A tale of two authors
Editor’s note: This is the second installment of a three-part series on South Shore authors and the routes they’ve followed to publish their works.
Todd Borg started writing when he was a child, but it wasn’t until after he moved to Tahoe that he published his first book.
“Tahoe is a dramatic landscape. I came from the Midwest, which is not known for being a dramatic landscape. It’s so dramatic here, I thought it would be a great place to set a detective series,” Borg said.
Borg published the first novel, “Tahoe Deathtrap,” of the Owen McKenna mystery thriller series in 2001. Eleven years later, he’s added nine books to the Tahoe-centric series and continues writing.
The novels visit locations that should be familiar to any South Shore resident. Owen McKenna opened his private detective office in a rented space on Kingsbury Grade. He occasionally breakfasts at one of the three Tahoe Red Hut Cafes, where the fictional character always orders the usual – an omelet with cheddar cheese, freshly cut tomatoes, salsa and a dollop of sour cream. Visit the real Red Hut on Ski Run Boulevard, and you’ll find the dish has become such a staple that “Owen’s Omlette” actually appears on the menu.
From Cave Rock to Emerald Bay to the summit of Mount Tallac, the books traverse actual South Shore landscapes, but Borg said he steers clear of fictionalizing real people. He wants readers to connect with the locations and the history of the basin, but the characters are purely fictional.
“In my own method of conjuring up characters, I avoid using anything that could be construed as not imaginary. But because they’re Tahoe-centric stories, that’s part of the story. I don’t want to write a story that could take place anywhere. As a novelist, I make up aspects of a story and try and blend those with reality,” Borg said.
That Tahoe-specific feel caused several New York publishers to balk when Borg started looking for outlets to publish the first Owen McKenna book.
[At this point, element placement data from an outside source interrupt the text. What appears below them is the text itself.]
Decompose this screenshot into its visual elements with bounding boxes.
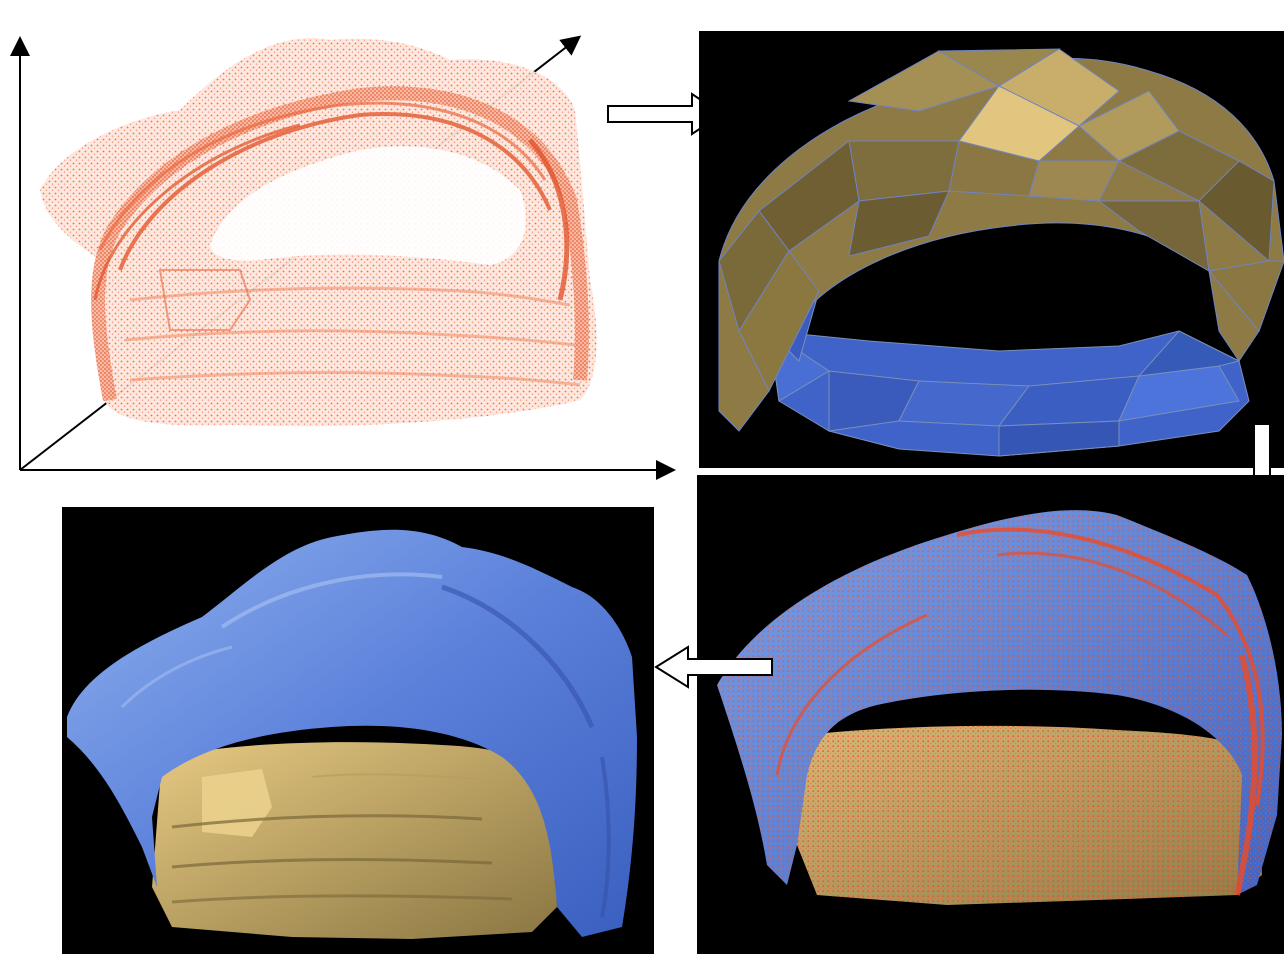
fine-mesh-figure: [67, 529, 637, 939]
point-cloud-panel: [0, 0, 690, 490]
fine-mesh-roof: [67, 529, 637, 937]
point-cloud: [40, 38, 597, 427]
overlay-roof: [717, 510, 1282, 896]
arrow-left: [652, 645, 774, 689]
coarse-mesh-figure: [718, 48, 1284, 457]
overlay-floor: [797, 725, 1262, 905]
overlay-figure: [717, 510, 1282, 905]
coarse-mesh-panel: [699, 31, 1284, 468]
coarse-mesh-roof: [718, 48, 1284, 432]
fine-mesh-panel: [62, 507, 654, 954]
point-cloud-figure: [9, 35, 676, 480]
coarse-mesh-floor: [768, 239, 1250, 457]
overlay-panel: [697, 475, 1284, 954]
fine-mesh-floor: [152, 742, 557, 939]
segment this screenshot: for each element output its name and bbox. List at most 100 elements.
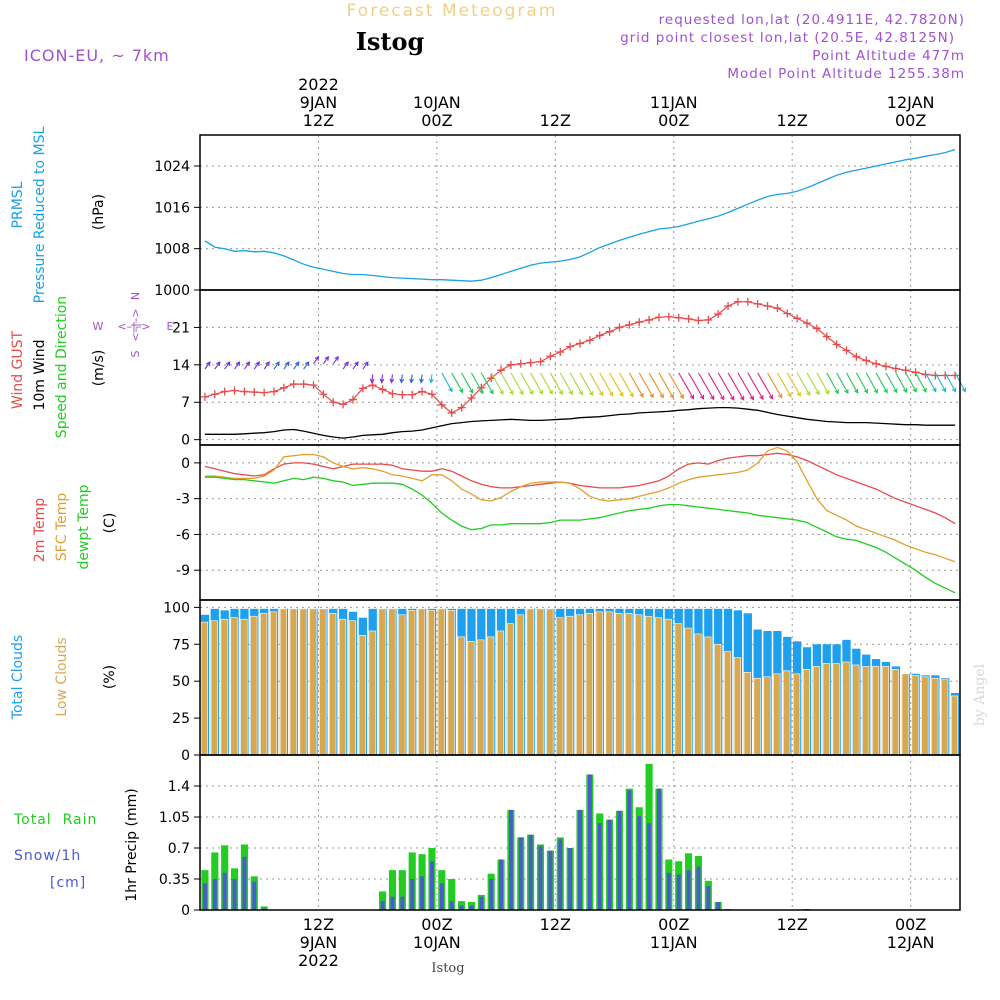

From their offices almost 3,000 miles away, such regional novels seemed foreign and difficult to sell. According to Borg, one editor quipped, “Tahoe – that’s a Chevrolet, right?”
Borg said he got lot of “rave rejections,” which his agent considered promising –at least the publishing houses were reading the books. But Borg was impatient, and he began considering self-publishing even though his agent urged him to stick with the traditional publishing rather than be confined to what she called “the ghetto.”
Borg decided to take the risk, and he started his own publishing company, named Thriller Press, after researching what the business would entail. He’s earned enough to quit his day job –Borg ran a custom framing shop on the South Shore when he first moved to the area – and he gets ultimate control over his novels and the series. He’s also won numerous awards for his books, including a Ben Franklin Award that recognizes excellence in independent publishing.
“It’s been an example of how you don’t really need to listen to the experts. The books were successful right out of the gate. People get a misguided sense that how you publish your book is what matters, but my experience is that it doesn’t matter at all. It still gets down to the author finding the readers,” Borg said.
When North Shore author Tim Hauserman published the first edition of his guidebook, “Tahoe Rim Trail,” he decided to follow a traditional publishing route. Hauserman, who’s lived in the basin since 1960, wanted to write the authoritative guidebook on the rim trail that was completed in 2001. Wilderness Press picked up the manuscript, but it was still up to Hauserman to get the book into his readers’ hands.
“Publishers are less into marketing than they use to be. You have to put the word out there yourself. Any kind of social networking, networking with bookstores helps. I think there’s a lot more self-marketing than there use to be,” Hauserman said.
“Tahoe Rim Trail” is now in its third edition, and Hauserman has published two more books, titled “Monsters in the Woods: Backpacking with Children” and “Cross-Country Skiing in the Sierra Nevada.” Both books went through third-party publishing houses.
He’s working on a memoir that focuses on solo backpacking trips, as well as two novels that he hopes will get picked up off the slush pile. Fiction is just harder to publish, he said. There’s more competition and you need an agent.
But there’s also more potential for profit. Hauserman’s “Tahoe Rim Trail” topped Wilderness Press’ top sellers list in 2003, but it still didn’t earn him enough money to live on.
“When I saw the numbers, I was like ‘What about the rest of the people on the list?’ There’s not a lot of money in it,” he said.
While Hauserman freelances professionally, he also works at Tahoe Cross Country Ski Area in the winter and leads hikes during the summer.
“The Tahoe outdoors definitely inspired my writing. The “Tahoe Rim Trail,” it’s kind of a love letter to the trail in many ways. It’s a fun process,” he said.